Review: When Sparks Fly by Ines Bautista-Yao

When Sparks Fly

Ines Bautista-Yao

Twenty-four-year-old photographer's apprentice Regina has always felt like the plain, dull orange next to the shiny red apple that is her best friend Lana. But then she meets Ben—the first guy to ever break Lana's heart, and the first guy to ever make Regina feel that he only has eyes for her. As Regina finds herself falling hard for Ben, she also finds herself breaking all the rules of best-friendship. Will she give up the love of her life for Lana, or will she finally realize that she deserves her share of the spotlight, too? 

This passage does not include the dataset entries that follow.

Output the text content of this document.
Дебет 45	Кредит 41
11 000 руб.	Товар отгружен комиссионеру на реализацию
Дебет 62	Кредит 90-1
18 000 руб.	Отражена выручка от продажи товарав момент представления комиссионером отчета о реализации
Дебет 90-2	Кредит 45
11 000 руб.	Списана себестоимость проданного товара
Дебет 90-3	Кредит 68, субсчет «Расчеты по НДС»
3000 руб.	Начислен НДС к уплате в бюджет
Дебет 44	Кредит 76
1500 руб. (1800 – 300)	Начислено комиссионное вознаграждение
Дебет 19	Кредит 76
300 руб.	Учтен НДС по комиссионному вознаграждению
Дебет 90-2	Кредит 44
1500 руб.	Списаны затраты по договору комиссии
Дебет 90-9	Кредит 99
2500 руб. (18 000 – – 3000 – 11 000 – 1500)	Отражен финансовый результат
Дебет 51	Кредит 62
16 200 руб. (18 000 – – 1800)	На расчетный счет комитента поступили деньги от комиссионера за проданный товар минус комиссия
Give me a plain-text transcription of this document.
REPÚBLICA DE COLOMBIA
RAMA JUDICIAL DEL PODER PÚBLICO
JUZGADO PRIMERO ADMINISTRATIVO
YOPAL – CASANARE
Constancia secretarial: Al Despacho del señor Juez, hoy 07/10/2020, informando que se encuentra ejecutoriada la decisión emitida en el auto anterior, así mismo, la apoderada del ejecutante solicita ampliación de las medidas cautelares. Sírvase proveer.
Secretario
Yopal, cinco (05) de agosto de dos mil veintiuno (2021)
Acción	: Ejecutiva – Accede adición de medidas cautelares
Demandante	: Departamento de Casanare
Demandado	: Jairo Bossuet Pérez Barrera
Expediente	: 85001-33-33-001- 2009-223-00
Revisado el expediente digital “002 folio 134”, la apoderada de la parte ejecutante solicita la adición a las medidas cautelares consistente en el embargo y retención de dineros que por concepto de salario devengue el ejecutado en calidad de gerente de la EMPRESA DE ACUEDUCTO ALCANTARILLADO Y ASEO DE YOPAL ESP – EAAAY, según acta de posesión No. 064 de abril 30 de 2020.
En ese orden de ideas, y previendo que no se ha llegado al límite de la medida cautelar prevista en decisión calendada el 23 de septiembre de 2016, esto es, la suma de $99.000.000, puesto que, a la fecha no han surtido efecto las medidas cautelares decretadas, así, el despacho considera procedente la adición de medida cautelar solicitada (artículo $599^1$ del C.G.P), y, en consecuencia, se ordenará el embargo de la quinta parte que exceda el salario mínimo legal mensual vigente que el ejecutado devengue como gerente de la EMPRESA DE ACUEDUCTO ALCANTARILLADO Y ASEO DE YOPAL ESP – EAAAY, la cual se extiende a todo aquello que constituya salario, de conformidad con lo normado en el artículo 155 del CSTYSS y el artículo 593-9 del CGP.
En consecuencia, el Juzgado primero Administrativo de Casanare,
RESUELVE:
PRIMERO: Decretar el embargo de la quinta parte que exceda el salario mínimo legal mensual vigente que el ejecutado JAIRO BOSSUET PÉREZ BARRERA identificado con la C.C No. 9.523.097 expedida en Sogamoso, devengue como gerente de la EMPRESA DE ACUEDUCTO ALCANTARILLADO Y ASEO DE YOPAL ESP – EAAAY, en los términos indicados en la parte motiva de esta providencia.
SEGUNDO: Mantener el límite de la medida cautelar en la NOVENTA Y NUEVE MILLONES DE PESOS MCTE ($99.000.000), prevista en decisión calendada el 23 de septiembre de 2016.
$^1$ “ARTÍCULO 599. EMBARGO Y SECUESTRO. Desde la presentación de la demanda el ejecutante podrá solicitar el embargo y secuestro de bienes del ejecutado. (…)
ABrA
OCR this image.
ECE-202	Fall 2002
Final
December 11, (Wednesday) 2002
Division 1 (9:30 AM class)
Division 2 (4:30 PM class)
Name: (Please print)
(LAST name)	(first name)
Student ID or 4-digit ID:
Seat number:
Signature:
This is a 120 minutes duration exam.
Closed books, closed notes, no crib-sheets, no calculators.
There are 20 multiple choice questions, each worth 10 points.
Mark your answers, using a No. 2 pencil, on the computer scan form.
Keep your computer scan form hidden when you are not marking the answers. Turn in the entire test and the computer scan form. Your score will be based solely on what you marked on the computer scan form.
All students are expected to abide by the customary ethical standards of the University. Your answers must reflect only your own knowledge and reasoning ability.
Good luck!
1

When Sparks Fly can be read as a standalone novel, but it is also a prequel to Ines Bautista-Yao's other book Only A Kiss.

My Review

Romance isn't typically my thing. I try it from time to time, but it tends to be a little too formulaic and center around characters who aren't necessarily people I find interesting ... however, I'll read this series in a heart beat (I think this is the third from this "universe" that I've read ... I think it's more a universe than a "series" because while characters from other book show up as side characters, the stories are self-contained) because of a few points.
1. the writing is clean. It has a strong voice that carries you along.
2. the characters are well thought out and interesting, with a good mix of positive and negative traits and things they care about besides mooning over each other ... there's also a limit to the stupid drama. People fight about reasonable things, rather than contrived things ... and even the sort of over the top side character Lana manages to be likable while she's kind of doing the things that sometimes turn me off from romance heroines (helps that she's a secondary character and the more level headed lead is the one we're supposed to root for).
3. I like that these are set in the Philippines. It makes me feel like I'm taking a vacation. There's a hearty sprinkle of culture that manages to ground me the location, and I really like that.
Honestly, the only small quibble was I could've done without the side story about the friend from college. It had some small plot influence, and it wasn't annoying to read by any means, but it didn't strike me as essential to the story or characterization. But it wasn't a huge distraction and it did make the book take about twenty minutes longer to read (I will admit to being an impatient reader and I don't think I'm necessarily the norm in this). 

I received an ARC in return for my honest review.